6. Ava's Possessions (Jordan Galland, 2015) Sometimes things sit for so long in my Netflix queue that I have no idea why I wanted to see them when I finally get around to watching them, so I can't say how this random straight-to-video horror movie came across my radar, but I'm glad it did. Like a lot of the movies on this list, it's unpredictable and determined to confound expectations, starting out as a dark horror comedy with a sitcommy premise (what if there was a support group for people recovering from ... demon possession?) before veering off into darker, more twisted territory. Director Galland gives it a sort of garish, sickly neon color palette somewhere between noir, EC Comics and an '00s alt-rock video, and the plot gives Louisa Krause's title character the chance to go from victim to righteous avenger, all with a devious smile.

7. Ride Lonesome (Budd Boetticher, 1959) One of the best Western plots is "determined lawman does the technically right thing even though it will lead to his certain death and is also futile," and this movie really nails that story. It's embodied by Randolph Scott as self-destructively righteous bounty hunter Ben Brigade, who uses a wanted outlaw to bait that outlaw's brother (Lee Van Cleef) into coming after him, delivering perceived justice for both, most likely at the cost of Brigade's own life. Scott's Brigade is stoic and tragic, and the movie is, too, with its beautiful but harsh frontier vistas and a pair of opportunistic gunmen entertainingly played by James Coburn and Pernell Roberts.

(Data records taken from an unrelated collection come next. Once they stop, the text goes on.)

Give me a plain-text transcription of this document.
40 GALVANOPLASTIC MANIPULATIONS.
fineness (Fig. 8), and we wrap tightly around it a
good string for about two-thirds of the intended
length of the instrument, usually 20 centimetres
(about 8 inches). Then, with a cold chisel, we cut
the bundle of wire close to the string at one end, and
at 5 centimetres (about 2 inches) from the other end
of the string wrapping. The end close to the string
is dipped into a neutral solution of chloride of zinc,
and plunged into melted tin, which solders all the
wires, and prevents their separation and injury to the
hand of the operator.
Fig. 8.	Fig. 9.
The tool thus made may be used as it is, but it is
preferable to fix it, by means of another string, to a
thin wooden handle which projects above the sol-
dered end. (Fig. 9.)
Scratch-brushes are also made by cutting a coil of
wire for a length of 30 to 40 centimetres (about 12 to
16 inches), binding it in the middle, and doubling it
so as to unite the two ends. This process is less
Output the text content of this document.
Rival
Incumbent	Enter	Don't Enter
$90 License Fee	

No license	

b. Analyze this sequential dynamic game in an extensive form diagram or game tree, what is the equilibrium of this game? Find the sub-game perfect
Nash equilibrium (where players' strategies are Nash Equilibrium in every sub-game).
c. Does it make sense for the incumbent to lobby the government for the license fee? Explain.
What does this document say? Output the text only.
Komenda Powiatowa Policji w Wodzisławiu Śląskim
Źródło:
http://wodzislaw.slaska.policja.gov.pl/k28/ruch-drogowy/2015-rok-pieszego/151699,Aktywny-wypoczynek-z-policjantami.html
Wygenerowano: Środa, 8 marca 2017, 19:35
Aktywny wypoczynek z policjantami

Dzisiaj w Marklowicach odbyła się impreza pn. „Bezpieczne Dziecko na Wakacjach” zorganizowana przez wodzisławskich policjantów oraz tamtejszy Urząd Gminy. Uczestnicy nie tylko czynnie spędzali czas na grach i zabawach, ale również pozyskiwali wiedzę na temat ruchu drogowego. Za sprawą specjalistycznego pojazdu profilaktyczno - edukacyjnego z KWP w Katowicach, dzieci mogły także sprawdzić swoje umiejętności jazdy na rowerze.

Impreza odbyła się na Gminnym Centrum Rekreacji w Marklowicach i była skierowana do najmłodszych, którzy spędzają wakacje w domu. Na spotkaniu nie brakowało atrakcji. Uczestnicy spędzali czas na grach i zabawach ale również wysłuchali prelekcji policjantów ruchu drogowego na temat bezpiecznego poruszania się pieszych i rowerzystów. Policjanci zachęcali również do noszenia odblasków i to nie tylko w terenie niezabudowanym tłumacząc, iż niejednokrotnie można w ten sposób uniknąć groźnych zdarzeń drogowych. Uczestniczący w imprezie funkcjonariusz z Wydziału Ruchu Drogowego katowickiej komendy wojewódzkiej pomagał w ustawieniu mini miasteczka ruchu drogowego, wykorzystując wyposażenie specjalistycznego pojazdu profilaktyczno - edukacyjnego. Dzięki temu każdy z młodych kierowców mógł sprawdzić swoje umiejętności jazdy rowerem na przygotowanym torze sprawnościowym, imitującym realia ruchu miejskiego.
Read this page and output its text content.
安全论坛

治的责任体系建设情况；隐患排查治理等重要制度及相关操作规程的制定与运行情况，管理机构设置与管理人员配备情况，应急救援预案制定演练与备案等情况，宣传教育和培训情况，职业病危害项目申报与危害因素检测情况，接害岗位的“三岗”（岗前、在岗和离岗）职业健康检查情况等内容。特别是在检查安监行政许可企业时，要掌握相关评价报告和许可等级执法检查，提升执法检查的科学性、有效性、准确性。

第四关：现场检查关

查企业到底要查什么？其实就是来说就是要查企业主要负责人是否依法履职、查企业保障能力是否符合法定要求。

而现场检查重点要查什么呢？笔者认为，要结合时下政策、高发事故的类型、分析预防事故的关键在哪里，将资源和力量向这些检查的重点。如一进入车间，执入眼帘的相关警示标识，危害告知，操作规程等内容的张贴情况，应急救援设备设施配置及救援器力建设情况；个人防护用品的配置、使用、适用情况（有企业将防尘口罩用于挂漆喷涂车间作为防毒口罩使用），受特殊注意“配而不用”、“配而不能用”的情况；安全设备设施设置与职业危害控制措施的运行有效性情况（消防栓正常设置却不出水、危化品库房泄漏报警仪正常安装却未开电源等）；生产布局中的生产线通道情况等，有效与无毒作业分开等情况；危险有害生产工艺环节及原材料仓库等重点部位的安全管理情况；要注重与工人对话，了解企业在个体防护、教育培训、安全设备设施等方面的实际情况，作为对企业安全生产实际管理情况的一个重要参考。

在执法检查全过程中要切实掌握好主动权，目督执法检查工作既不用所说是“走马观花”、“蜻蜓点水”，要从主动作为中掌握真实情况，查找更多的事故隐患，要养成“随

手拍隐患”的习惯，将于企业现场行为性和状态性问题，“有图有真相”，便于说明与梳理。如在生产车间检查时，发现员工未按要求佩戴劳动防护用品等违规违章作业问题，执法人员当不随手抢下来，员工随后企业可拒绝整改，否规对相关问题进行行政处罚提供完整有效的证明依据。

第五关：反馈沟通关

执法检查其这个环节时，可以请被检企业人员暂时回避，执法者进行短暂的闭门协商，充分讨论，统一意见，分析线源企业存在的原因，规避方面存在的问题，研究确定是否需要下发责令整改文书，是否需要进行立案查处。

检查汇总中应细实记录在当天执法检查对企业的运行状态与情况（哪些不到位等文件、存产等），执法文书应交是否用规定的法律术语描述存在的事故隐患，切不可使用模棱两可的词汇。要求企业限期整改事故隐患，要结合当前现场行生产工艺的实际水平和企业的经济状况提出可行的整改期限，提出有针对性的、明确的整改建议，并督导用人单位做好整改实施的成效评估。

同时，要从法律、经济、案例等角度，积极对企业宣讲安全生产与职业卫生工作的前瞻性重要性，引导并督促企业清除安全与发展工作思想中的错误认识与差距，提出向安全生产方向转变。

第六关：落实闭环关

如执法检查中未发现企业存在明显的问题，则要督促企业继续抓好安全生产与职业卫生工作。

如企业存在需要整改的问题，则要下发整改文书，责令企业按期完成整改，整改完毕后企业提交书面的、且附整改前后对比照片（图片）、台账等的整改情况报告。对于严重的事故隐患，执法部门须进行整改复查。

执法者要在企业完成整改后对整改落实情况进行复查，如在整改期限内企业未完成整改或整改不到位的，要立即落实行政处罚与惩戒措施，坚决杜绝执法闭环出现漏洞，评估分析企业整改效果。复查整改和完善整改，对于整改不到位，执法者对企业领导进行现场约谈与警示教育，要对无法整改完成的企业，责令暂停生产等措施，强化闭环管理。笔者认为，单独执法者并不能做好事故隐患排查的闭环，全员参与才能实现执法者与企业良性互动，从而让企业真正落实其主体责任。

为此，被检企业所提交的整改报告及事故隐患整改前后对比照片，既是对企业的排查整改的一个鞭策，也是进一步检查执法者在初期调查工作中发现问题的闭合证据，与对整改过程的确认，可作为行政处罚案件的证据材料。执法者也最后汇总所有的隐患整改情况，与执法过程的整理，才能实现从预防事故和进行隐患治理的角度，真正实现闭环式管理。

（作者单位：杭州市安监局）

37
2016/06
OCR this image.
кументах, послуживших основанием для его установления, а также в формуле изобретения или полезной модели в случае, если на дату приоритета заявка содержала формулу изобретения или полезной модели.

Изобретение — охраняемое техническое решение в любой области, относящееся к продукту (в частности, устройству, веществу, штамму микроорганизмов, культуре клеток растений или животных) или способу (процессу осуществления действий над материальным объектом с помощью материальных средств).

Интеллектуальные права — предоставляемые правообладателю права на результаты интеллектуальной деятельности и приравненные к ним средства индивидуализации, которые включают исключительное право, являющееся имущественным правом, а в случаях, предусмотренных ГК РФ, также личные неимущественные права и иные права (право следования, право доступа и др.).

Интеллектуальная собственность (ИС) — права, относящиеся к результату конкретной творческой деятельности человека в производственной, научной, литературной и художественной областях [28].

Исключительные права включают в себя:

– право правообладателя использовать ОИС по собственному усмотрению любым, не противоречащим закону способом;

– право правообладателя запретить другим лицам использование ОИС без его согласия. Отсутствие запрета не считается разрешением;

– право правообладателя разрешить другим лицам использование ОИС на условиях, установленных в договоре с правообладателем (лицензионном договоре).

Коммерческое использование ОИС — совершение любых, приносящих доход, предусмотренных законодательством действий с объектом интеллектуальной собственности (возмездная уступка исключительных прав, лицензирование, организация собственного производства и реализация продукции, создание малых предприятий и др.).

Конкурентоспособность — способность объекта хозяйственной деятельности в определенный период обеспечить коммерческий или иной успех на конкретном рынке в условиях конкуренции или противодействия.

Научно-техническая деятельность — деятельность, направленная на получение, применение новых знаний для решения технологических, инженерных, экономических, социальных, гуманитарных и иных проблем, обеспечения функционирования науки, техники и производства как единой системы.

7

8. Risky Business (Paul Brickman, 1983) I put this on expecting a light '80s teen comedy in the vein of a John Hughes movie, and I discovered something more like Ferris Bueller's Day Off meets The Graduate. Sure, everyone remembers Tom Cruise dancing in his underwear to "Old Time Rock and Roll," and this movie also features Curtis "Booger" Armstrong as the main character's crass best friend, plus a giant over-the-top house party (filled with hookers) while parents are away. But it's also surprisingly bleak and pessimistic, with an undercurrent of hopelessness about the future. Cruise's Joel Goodson discovers that his life of privilege and wealth is completely hollow, and risking it all for an alluring prostitute (played by Rebecca De Mornay at her most alluring) is more meaningful than getting into Princeton.

9. Who Can Kill a Child? (Narciso Ibáñez Serrador, 1976) And we're back to killer kids! I actually saw the remake of this movie (titled Come Out and Play) at AFI Fest in 2012 without having any knowledge of the original, and I found it slow and dull and not very scary. But (not surprisingly), the original is much better, an incredibly eerie, suspenseful and downright nasty movie about a vacationing British couple finding themselves on a Spanish island full of kids who've turned homicidal. There's a misguided prologue with real news footage of atrocities affecting children, and the movie doesn't quite support that thematic weight. After that, though, it's tense and well-acted, full of impossible situations as represented by the title question, the answer to which is always bad news.

10. The House on Telegraph Hill (Robert Wise, 1951) I had a few potential choices for this last spot and went with this one in part because like so many movies on this list, it unfolds unpredictably, at first seeming like one kind of movie and then developing into something else. The main character is a concentration-camp survivor who moves to San Francisco by adopting the identity of a fellow inmate who died, but the story isn't about her deception being uncovered. Instead it's about her uncovering deception and murder in the wealthy family into which she insinuates herself, going from one horror into another that's more devious and not as readily apparent. The shots of 1950s San Francisco are stunning, and Wise builds an atmosphere of dread that sustains all the way until the very end.